Sunday saw Russia win the inaugural team event in the Olympic figure skating program, an eight-round shootout with ten other nations at the Iceberg Skating Palace on the Black Sea coast.
Julia Lipnitskaya was the star of the show, a 15-year-old prodigy mature beyond her years who was the only competitor to win both short and free programs other than Charlie White and Meryl Davis in the ice dance.
Despite being more than twice his precocious compatriot's age, Evgeni Plushenko came second in the short program and won his free skate on Sunday as Russia charged to the top of the leaderboard, eventually winning it by 10 points from Canada.
"It is the first medal for Russia this Olympics. I love being first," Plushenko said. "I have such a great team around me; my wife, my coach, my choreographer, my manager. They help me so much and I skated for them, for my sons. I would love to have more medals."
The Canadians came into the event as overwhelming favorite for gold with the biggest squad of any nation, but never recovered from Patrick Chan's disappointing third place behind Plushenko in the short program.
The U.S. also got off to a poor start as Jeremy Abbott fell and came fifth, and Ashley Wagner came fourth, with the nation ultimately claiming the bronze a further five points back.
The manner of Russia's victory was a slight anticlimax: Plushenko's win left Canada needing to triumph in the women's singles event that followed. The moment America's Gracie Gold scored higher than Kaetlyn Osmond, Russia's first Winter Games gold medal on home soil was confirmed, rendering Lipnitskaya's mesmerizing skate meaningless in the medal allocation.
The night rounded off with American pair White and Davis winning the ice dance over perennial rivals Scott Moir and Tessa Virtue. Russia's European silver medalists Elena Ilinykh and Nikita Katsalapov came third.
Putin, dressed in a bright red Russian team track suit, came down to the ice to congratulate Lipnitskaya, Plushenko and the rest of the team, also shaking hands with some of their rivals including Charlie White of the U.S.
Russia had charged into the lead in the team event on Thursday, when world champions Tatiana Volosozhar and Maxim Trankov won the short program in the pairs and Plushenko finished runner-up to Yuzuru Hanyu of Japan.
Half way through the event on Saturday, Russia had accrued a five-point lead courtesy of Lipnitskaya's victory and a win for Maxim Trankov and Tatiana Volosozhar in the pairs free.
It was the first time the team event was held in Olympic competition.

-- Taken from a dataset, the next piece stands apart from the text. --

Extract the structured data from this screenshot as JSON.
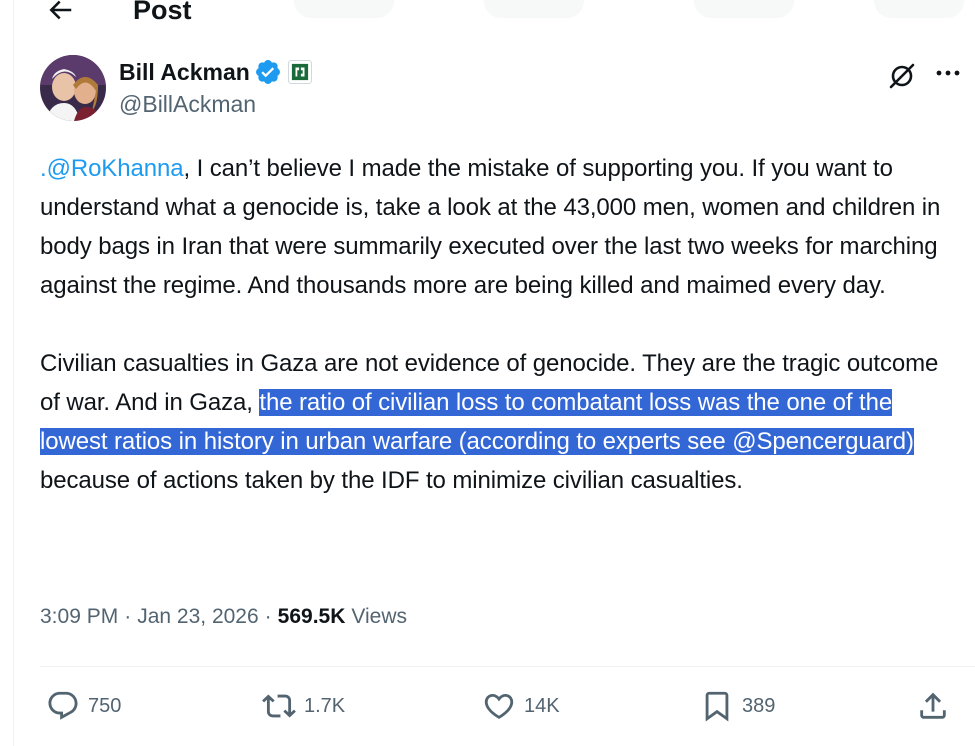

Countries sent out skaters in all four categories: men's and women's individual, pairs and ice dance. They all performed a short program, and the winners of each segment earned 10 points for their country, the runners-up nine, third place eight, down to one point for last place.
The points were aggregated and the top five nations progressed to the free program while the others were eliminated.
The introduction of the team event gave skaters a second shot at a medal, which they welcomed, but it also came with the inherent risk of injury before the traditional individual disciplines.
Attention now turns to the individual events, which begin Tuesday with the pairs.